Syndicated from Kottke: McDonald’s recently held an event where chefs took the ingredients used to make McDonald’s menu items and used them to make dishes that one might find at a nice restaurant.

+ The chefs certainly have enough ingredients to work with. Check out Buzzfeed’s list of twelve fast food items with a ridiculous number of ingredients.

8

If You Have to Ask…

How much is your Las Vegas mansion worth? Well that depends on how much Satan was worshipped there. Welcome to the weird world of assessing the value of stigmatized properties.

9

A Lengthy Term

How did Detroit drop so far so fast? There were a lot of factors. But one of them was government corruption. And no single person represents the era of Detroit corruption better than former Mayor Kwame Kilpatrick. He just got sentenced to 28 years (yes, 28) in federal prison.

+ “Over the past 80 years, five Detroit mayors and four county executives have either been sent to prison, were the subjects of federal probes, or were removed from office.” Charlie LeDuff on Detroit’s corrupt political past.

10

The Bottom of the News

No one expected free and fair elections in Azerbaijan.
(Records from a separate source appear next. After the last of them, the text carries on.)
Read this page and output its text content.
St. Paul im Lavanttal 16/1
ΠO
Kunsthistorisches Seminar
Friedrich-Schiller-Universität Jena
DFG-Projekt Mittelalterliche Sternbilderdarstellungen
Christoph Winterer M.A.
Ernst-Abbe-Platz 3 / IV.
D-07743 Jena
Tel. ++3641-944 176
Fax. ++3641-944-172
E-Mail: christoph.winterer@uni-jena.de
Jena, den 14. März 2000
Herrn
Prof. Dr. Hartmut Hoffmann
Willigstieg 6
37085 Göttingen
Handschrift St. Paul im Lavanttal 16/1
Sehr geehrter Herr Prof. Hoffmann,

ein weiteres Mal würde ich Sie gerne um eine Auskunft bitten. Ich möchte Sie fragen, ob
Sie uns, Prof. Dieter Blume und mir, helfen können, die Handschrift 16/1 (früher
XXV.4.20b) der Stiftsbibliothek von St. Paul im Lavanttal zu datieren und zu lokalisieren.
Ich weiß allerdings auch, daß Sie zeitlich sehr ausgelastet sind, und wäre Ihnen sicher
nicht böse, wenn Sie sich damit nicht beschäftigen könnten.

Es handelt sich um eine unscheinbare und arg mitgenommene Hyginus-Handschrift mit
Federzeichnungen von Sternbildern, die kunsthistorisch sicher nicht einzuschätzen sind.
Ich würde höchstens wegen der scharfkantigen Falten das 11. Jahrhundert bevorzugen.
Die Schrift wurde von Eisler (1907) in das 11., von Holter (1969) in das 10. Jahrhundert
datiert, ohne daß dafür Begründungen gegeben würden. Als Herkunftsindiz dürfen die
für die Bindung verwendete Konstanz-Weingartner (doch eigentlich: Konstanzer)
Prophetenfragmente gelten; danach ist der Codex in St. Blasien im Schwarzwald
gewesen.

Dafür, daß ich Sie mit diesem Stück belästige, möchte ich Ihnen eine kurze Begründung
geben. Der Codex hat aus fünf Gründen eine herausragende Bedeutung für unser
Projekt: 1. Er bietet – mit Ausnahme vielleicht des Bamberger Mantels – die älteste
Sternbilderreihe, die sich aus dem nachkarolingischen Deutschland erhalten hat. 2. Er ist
So it certainly wasn’t a surprise that President Ilham Aliyev won in a landslide. It was, however, a bit surprising that those results were released a day before voting began.

+ Well, Kanye and Kimmel made up. “For me to say I wasn’t a genius, I would just be lying to you and to myself.” But the beef between Obama and Kris Jenner is just getting started.

+ These are some of the most amazing Lego projects ever made. My kids got bored with Lego. So now I just have them build Ikea furniture.